Still shocked from the experience, and with tears in her eyes, Rabija says she and her family have been sharing a dormitory with 14 other fellow villagers since last week.
More than three million people have been affected by flooding across Serbia, Bosnia and Herzegovina, and Croatia.
Nearly one million have been evacuated and 53 people have reportedly been killed. The death toll could yet rise as many people remain missing.
‘The end of the world’
It isn’t long before a former neighbour, Mirnesa, bursts into tears and tells the story of her family’s escape from the water and the surrounding hills.
“My husband broke his leg trying to jump a fence and save our animals, while my 14-year-old daughter kept screaming and hanging onto me,” she says.

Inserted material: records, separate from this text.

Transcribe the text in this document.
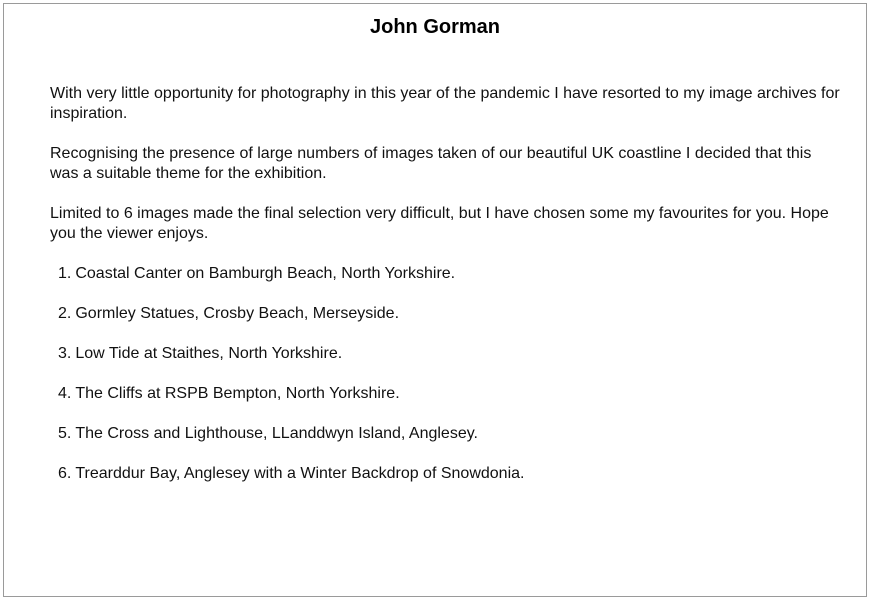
John Gorman

With very little opportunity for photography in this year of the pandemic I have resorted to my image archives for inspiration.

Recognising the presence of large numbers of images taken of our beautiful UK coastline I decided that this was a suitable theme for the exhibition.

Limited to 6 images made the final selection very difficult, but I have chosen some my favourites for you. Hope you the viewer enjoys.

1. Coastal Canter on Bamburgh Beach, North Yorkshire.
2. Gormley Statues, Crosby Beach, Merseyside.
3. Low Tide at Staithes, North Yorkshire.
4. The Cliffs at RSPB Bempton, North Yorkshire.
5. The Cross and Lighthouse, LLanddwyn Island, Anglesey.
6. Trearddur Bay, Anglesey with a Winter Backdrop of Snowdonia.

What ultimately saved her and her family’s lives was hiding in the bucket of a bulldozer out in the field. “What we lived through is like the end of the world.”
“Last week’s events make me have nightmares, that I am sinking and the earth is swallowing me up,” says Dervis, another villager who, with his wife, sought shelter following the floods.
Red Cross support
The Red Cross branch from Zenica, in central Bosnia and Herzegovina, is now looking after the daily needs of people who were evacuated to the dormitories of a local army barrack and a college.
The volunteers are in charge of registration and provide ingredients for people to cook three daily meals.
Five thousand Red Cross volunteers and 250 staff have been providing support for more than a week in 50 different locations.
Relief efforts are being hampered by landslides, damaged infrastructure and broken telecommunications. The issue of shifting minefields, due to landslides, is also likely to affect the relief effort.
Once the waters have receded, the damage can be assessed. The economic impact is set to be huge.
Estimates suggest recovery costs of more than one billion euros in Serbia and hundreds of millions of euros in Bosnia and Herzegovina.
In Croatia, damage to agriculture alone is set to reach at least 30 million euros.
The volunteers are also there to listen to the people who often need to share their apocalyptic stories of flight and destruction to try to make sense of it all.
The shock of losing homes is only heightened by the impossibility of going back: landslides made chunks of hills and swathes of land disappear; houses are submerged or flooded, and crops and farms are destroyed.
“We are not hungry and we have our clothes,” says Mirnesa. The hardest thing, she says, is answering the repetitive question of her children: “Mummy, when do we go back home?”